With winter is in full swing and spring slowly approaching, many gardeners are wondering what types of plants and flowers bloom during the chillier seasons.
Winter’s dreary and colorless tone can make many gardens and homes look gray and dull. But there are beautiful plants and flowers that thrive in the cold and can give you that oomph of much needed color to your backyard. Here are just a couple flower and plant suggestions to liven up your landscape. Kerry Smith, an Alabama Cooperative Extension System specialist, gives some insight on the different types of plants and flowers below.
She said that there are both cold hardy annuals which only live for a single season and longer lived perennials that are good choices for winter color.
Pansies (Viola x )
The pansy is a “staple” flower that blooms in the cold. The pansy comes in a large variation of colors and generally grows approximately 6 inches to 9 inches tall. “It is a low, mounding type plant and grows in full sun to partial shade,” Smith explained. Pansies can be used to line sidewalks or other pathways because of the size and shape they grow. Pansies are ideal because they tend to bloom for extended periods, adding long-lasting color to your garden.
Snapdragons (Antirrhinum majus)
Snapdragons are vertical-growing plants that tend to bloom in dense bunches all the way up the stalk . They come in a variety of bright and light colors and are commonly paired with pansies. Snapdragons require consistent moisture and full sun to grow their best.
“While you can plant them in the winter, they actually perform even better if you plant them in the fall. This allows for better root growth and then a bigger show of flowers,” Smith said.
Snapdragons grow from 1-3 feet tall.
English Daisy (Bellis perennis)
This flower grows close to the ground and reaches about 6 inches tall. Though it is considered an annual in the Deep South, the English Daisy can perennialize in colder regions. Colors come in pink, orange, white and yellow. English daisies should be watered often and grows best in full or partial sun.
Sweet Alyssum (Lobularia hybrids)
An annual flower that grow approximately 12 inches, it is used primarily to line beds and sidewalks. These flowers come in white, lavender or pink. Sweet alyssum is best grown in full sun or partial sun. “Sweet” is in their name because of their soft fragrance that catches your attention.
Honeywort (Cerinthe major)
With deep blue and purple flowers, honeywort is a great flower to spruce up a garden. This unusual and rare plant grows up to 3 feet in length and width and should be planted in full sun, or with a little shade.
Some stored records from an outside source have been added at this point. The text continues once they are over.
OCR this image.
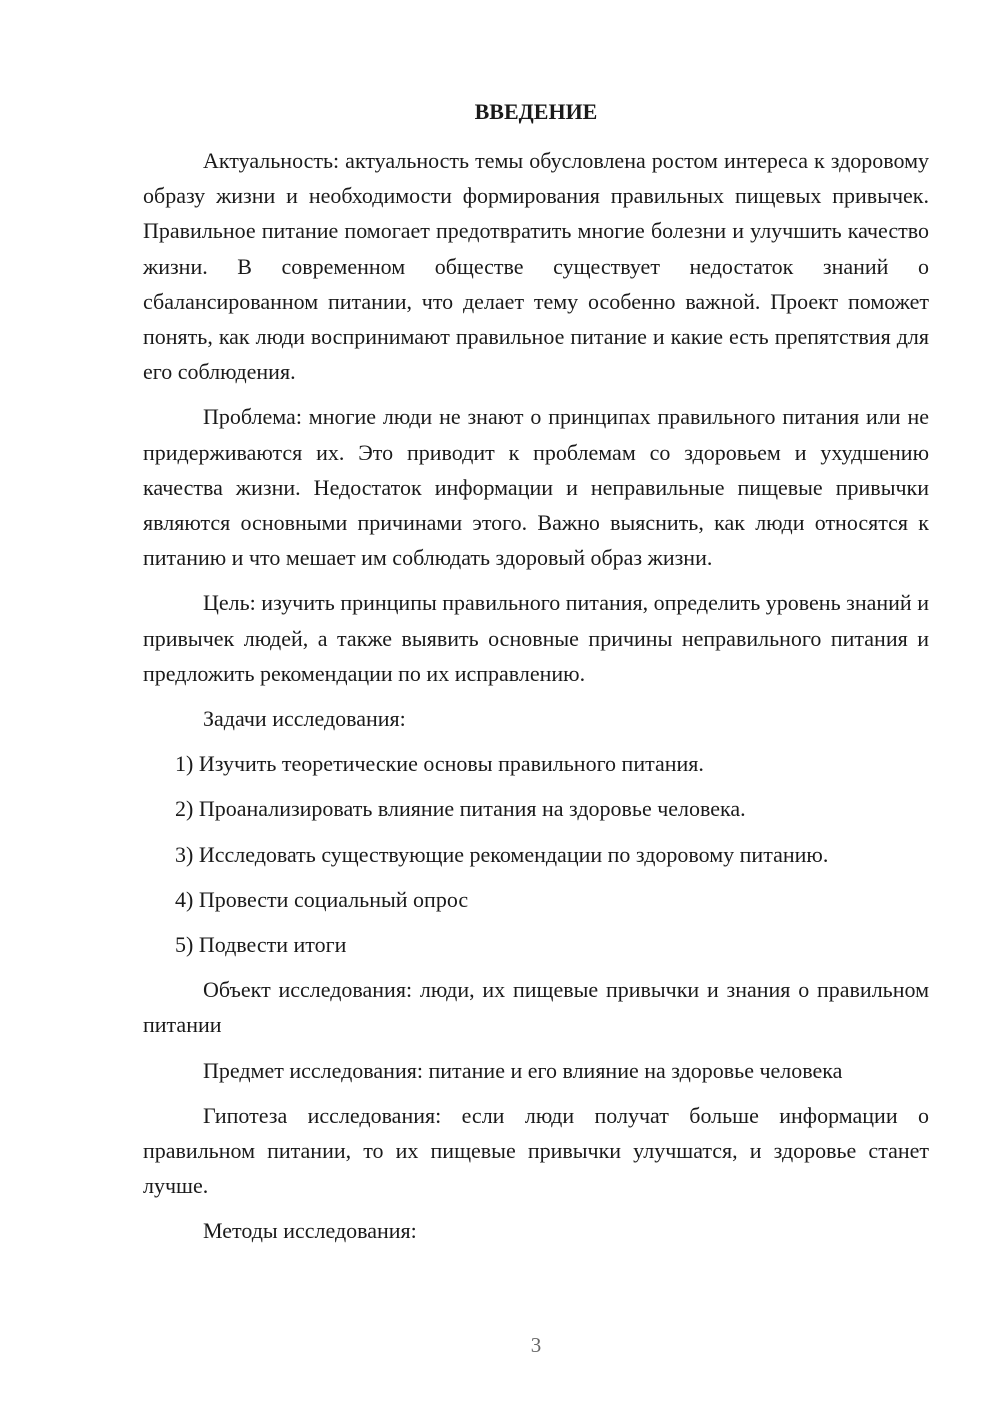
ВВЕДЕНИЕ

Актуальность: актуальность темы обусловлена ростом интереса к здоровому образу жизни и необходимости формирования правильных пищевых привычек. Правильное питание помогает предотвратить многие болезни и улучшить качество жизни. В современном обществе существует недостаток знаний о сбалансированном питании, что делает тему особенно важной. Проект поможет понять, как люди воспринимают правильное питание и какие есть препятствия для его соблюдения.

Проблема: многие люди не знают о принципах правильного питания или не придерживаются их. Это приводит к проблемам со здоровьем и ухудшению качества жизни. Недостаток информации и неправильные пищевые привычки являются основными причинами этого. Важно выяснить, как люди относятся к питанию и что мешает им соблюдать здоровый образ жизни.

Цель: изучить принципы правильного питания, определить уровень знаний и привычек людей, а также выявить основные причины неправильного питания и предложить рекомендации по их исправлению.

Задачи исследования:

1) Изучить теоретические основы правильного питания.

2) Проанализировать влияние питания на здоровье человека.

3) Исследовать существующие рекомендации по здоровому питанию.

4) Провести социальный опрос

5) Подвести итоги

Объект исследования: люди, их пищевые привычки и знания о правильном питании

Предмет исследования: питание и его влияние на здоровье человека

Гипотеза исследования: если люди получат больше информации о правильном питании, то их пищевые привычки улучшатся, и здоровье станет лучше.

Методы исследования:

3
Sweet Peas (Lathyrus odoratus)
Sweet peas look good and smell good. As its name implies the flowers have a sweet smell. This is an annual vine that can grow on a trellis or other upward-directing support. Sweet peas come in a variety of flower colors ranging from hot pink to deep blues and purples making it another colorful flower to add to your winter garden.
Perennials are plants that persist for many growing seasons. Generally the top portion of the plant dies back and regrows the following year from the same root system . There are good perennial choices for the winter garden. Here are some good choices for the winter garden.
Hardy Cyclamen (Cyclamen coum)
“This is another beautiful, low-maintenance winter flower that in addition to varying flower shades of pink, it also has foliage interest because of its dappled, silver color,” Smith said. They bloom usually in the fall or spring, depending on the species, but can be planted in the winter as well to brighten up a garden. Hardy cyclamens spread across the ground creating a “carpet in the leaf litter” as she described the plant. They grow in part shade.
And a plus for growing these flowers is that they have a special quality that repels deer from eating them.
After the initial planting, bulbs are low maintenance and can return for many years. Bulbs can create lots of color and are perfect for late winter and early spring. Many bulbs are deer resistant as well. Some bulb suggestions are:
Tips for preparing your flower bed for winter gardening
When getting ready to make room for your winter flowers and provide adequate living situations for your perennials, some tidying up needs to happen. Make sure you clean your garden of all old, dead and blackened annuals so they will not run the risk of spreading diseases or insect eggs to your new plants.
Once rid of old and dead leftovers, spread a new level of rich mulch over your garden to protect your plants and soil during the cold months. “Adding compost to the existing soil and gently mixing in where space allows and dividing overgrown perennials gives you more to spread around,” Smith advised.
Remember to keep adequate drainage for both annuals and perennials that live in beds. Roots do not do well with continuous water around them. Smith suggests an idea to create good drainage. “Before planting build a slightly raised, or mound bed area by adding compost or chipped leaves from your yard.